Professor Aimee Nezhukumatathil of the Department of English is spending her sabbatical researching and writing her fourth full-collection of poetry. The poems are in part inspired by the history, folklore, and contemporary landscape surrounding the Taj Mahal, which the poet Rabindranath Tagore famously once described: “This teardrop…bright on the cheek of time.”
She noted that some of the poems in the new manuscript celebrate not only the bright beauty of the physical monument itself, but in the unsung heroes and heroines of the area—the people currently found doing marvelous and brave community work in the outlying parts of one of the most magnificent architectural examples in the world. Nezhukumatathil states that while the Taj Mahal is one of the well-known entities of India, its complicated beauty— including the surrounding environmental concerns and the shadow world of human trafficking— remain largely unseen in American poetry.
Nezhukumatathil is often invited to talk about poetry, race, and the environment in conferences and at poetry readings around the world. During her sabbatical thus far, she was a visiting writer at the Vermont Studio Center, where she gave a lecture on epistolary writing and held individual writing conferences with the writers in residence at the studio. She was also a faculty member for the Minnesota Northwoods Writers’ Conference and was selected for Grand Valley State University’s Poetry Night with poet Kwame Dawes in Grand Rapids, Mich., this past October. In addition, she served as a visiting writer during the fall semester for SUNY Oswego’s Living Writer Series and in the Master of Fine Arts programs at Rutgers-Camden and McNeese State University in Lake Charles, La.
The spring semester of her sabbatical has her slated for a number of high-profile national appearances including serving as a faculty member for the Writers in Paradise Conference at Eckerd College in St.
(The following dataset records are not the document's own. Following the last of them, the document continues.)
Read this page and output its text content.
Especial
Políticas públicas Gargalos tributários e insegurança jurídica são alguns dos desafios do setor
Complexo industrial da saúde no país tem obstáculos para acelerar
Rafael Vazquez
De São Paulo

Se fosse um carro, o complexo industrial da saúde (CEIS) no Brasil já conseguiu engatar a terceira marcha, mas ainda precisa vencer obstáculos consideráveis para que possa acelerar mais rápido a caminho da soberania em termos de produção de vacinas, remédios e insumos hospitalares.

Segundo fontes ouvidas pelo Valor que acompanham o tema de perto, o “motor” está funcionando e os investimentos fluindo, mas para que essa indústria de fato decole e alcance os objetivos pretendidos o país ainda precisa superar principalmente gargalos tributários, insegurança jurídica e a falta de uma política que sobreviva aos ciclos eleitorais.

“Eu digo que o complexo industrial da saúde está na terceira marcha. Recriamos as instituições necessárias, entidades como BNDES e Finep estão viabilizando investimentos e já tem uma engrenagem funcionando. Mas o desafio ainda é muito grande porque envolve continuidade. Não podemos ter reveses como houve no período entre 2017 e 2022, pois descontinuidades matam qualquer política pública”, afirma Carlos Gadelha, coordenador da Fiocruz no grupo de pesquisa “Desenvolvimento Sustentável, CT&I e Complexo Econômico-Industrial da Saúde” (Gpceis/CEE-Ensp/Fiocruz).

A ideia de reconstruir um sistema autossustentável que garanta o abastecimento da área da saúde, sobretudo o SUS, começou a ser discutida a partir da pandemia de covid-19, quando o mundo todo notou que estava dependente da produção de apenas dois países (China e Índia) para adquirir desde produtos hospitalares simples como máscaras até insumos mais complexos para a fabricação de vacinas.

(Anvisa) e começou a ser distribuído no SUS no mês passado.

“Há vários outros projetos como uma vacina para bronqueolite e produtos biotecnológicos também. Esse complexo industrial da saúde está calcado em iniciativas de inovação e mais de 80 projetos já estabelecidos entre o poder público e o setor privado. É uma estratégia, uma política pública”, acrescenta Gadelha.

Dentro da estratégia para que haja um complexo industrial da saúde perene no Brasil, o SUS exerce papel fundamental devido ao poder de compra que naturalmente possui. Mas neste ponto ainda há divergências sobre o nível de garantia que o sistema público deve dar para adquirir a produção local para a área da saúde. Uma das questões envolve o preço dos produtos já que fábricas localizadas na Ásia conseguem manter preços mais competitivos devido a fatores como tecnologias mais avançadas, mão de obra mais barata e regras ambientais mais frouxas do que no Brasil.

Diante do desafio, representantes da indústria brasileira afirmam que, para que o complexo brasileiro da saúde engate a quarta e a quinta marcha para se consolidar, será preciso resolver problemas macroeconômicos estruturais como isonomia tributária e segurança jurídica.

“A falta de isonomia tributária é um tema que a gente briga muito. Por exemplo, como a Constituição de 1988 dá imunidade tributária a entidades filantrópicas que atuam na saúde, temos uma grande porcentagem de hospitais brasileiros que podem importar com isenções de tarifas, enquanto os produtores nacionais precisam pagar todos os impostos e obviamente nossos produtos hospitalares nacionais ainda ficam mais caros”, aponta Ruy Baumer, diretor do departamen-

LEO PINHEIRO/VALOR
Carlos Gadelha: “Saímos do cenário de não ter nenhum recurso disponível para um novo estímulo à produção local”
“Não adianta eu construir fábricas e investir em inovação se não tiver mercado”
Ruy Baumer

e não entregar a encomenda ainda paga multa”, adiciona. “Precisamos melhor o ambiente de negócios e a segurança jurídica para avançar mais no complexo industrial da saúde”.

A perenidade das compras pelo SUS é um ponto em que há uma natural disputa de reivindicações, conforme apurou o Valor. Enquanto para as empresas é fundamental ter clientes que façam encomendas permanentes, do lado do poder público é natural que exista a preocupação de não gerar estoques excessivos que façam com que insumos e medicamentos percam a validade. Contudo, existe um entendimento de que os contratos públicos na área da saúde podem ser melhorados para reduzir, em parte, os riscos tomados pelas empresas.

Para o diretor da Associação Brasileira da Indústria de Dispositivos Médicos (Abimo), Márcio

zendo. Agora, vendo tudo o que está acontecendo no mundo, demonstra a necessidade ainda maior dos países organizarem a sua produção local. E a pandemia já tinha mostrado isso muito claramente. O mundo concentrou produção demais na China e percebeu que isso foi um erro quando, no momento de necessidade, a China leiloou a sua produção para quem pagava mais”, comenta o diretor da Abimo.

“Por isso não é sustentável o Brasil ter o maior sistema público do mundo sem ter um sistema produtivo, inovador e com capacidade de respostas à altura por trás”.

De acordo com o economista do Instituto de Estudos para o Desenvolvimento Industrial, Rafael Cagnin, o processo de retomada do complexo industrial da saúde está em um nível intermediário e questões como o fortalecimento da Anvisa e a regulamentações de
Petersburg, Fla., and the Bread Loaf/Orion Environmental Writers’ Conference. In March, she will be reading with poet Mark Doty at the Folger Shakespeare Library in Washington, D.C., and will deliver the keynote address to the Fresno State Young Writers Conference in Fresno, Calif.
In October, Nezhukumatathil received the news that she would be poetry editor of Orion magazine, one of the nation’s premiere nature journals, starting in January 2016.
New poems from her current project have already found publication in places such as Poetry, The Kenyon Review, New England Review, Orion, and twice on the Academy of American Poetry’s Poem-a-Day digital series, which is distributed to over 350,000 readers. Her essays on the craft of haibun poetry are widely published in poetry craft books and in The Academy of American Poets reference site.